Physics theories are always constrained by symmetry principles (Strong equivalence principle, Galilean invariance principle, Gauge invariance, …).
This means that each model of a theory inherits (by construction) the symmetries enforced by the theory. For example, in classical mechanics, every model is (supposedly) Galilean invariant (no absolute frame of reference, invariance by rotations, translations, boosts, …).
Now, take the classical expression of the Lorentz force: it depends explicitly on v and and cannot therefore be Galilean invariant. The same is true for the harmonic oscillator $F = -kx$ or the central force $F = -\frac{1}{r^2}$. In these cases, an absolute frame of reference is defined because an absolute point is discriminated (the origin) from all others.
As these models are not Galilean invariant, we should not expect them to preserve energy, momentum, angular momentum or any other quantity related to these broken symmetries (say, by Noether theorem).

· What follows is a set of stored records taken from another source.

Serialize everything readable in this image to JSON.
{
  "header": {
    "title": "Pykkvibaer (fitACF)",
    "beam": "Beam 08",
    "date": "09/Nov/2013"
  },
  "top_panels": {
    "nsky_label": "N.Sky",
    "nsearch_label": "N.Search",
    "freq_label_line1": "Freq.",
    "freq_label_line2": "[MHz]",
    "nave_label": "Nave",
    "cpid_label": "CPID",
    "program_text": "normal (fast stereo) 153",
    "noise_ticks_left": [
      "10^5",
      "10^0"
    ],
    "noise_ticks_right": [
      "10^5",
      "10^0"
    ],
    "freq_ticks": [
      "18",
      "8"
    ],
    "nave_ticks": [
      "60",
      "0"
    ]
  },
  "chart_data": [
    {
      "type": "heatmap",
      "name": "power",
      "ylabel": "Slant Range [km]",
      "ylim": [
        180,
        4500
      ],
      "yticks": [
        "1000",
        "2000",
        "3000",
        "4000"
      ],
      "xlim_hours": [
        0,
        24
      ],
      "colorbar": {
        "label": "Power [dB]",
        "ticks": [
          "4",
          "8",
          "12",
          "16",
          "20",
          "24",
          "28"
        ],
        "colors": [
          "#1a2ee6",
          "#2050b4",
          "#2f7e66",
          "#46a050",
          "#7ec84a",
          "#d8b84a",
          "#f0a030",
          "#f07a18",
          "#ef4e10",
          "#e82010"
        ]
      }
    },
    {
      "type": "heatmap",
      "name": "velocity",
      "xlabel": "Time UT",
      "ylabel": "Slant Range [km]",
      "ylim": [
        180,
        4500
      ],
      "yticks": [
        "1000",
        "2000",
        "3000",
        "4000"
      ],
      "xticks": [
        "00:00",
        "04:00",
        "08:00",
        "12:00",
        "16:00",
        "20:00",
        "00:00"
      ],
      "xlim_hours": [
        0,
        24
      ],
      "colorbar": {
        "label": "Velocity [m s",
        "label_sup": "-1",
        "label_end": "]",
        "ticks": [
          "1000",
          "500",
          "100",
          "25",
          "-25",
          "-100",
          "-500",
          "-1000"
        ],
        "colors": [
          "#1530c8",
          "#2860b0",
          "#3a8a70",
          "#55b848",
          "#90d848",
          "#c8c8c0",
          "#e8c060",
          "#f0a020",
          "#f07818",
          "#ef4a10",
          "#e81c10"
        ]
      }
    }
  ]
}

How to explain that in some case the conservation laws are preserved while they a priori have reason to be, say, for the central force? It seems to me that we cannot even know when it i the case, so why are we even using them to begin with?
Isn't this kind of practice extremely bad and confusing for students too?
As an example, notice that in the central force case the momentum is not preserved because you don't have invariance by translation in space as a point is discriminated and fixed.
EDIT: apparently my question wasn't clear, so here's a new formulation. Given a model $M$, some physics claims are sometimes preserved by doing a limit process or by renormalizing some quantity in $M$, and sometimes they are not. Why? How can we know which claims are preserved a priori and which are not?
Knowing what symmetry is preserved or not is just one type of physics claim (you have infinite many others you can make), and it's only trivial in models that admit a lagrangian formulation and continuous symmetries by Noether theorem. It's not even trivial otherwise (say, in stat mech models).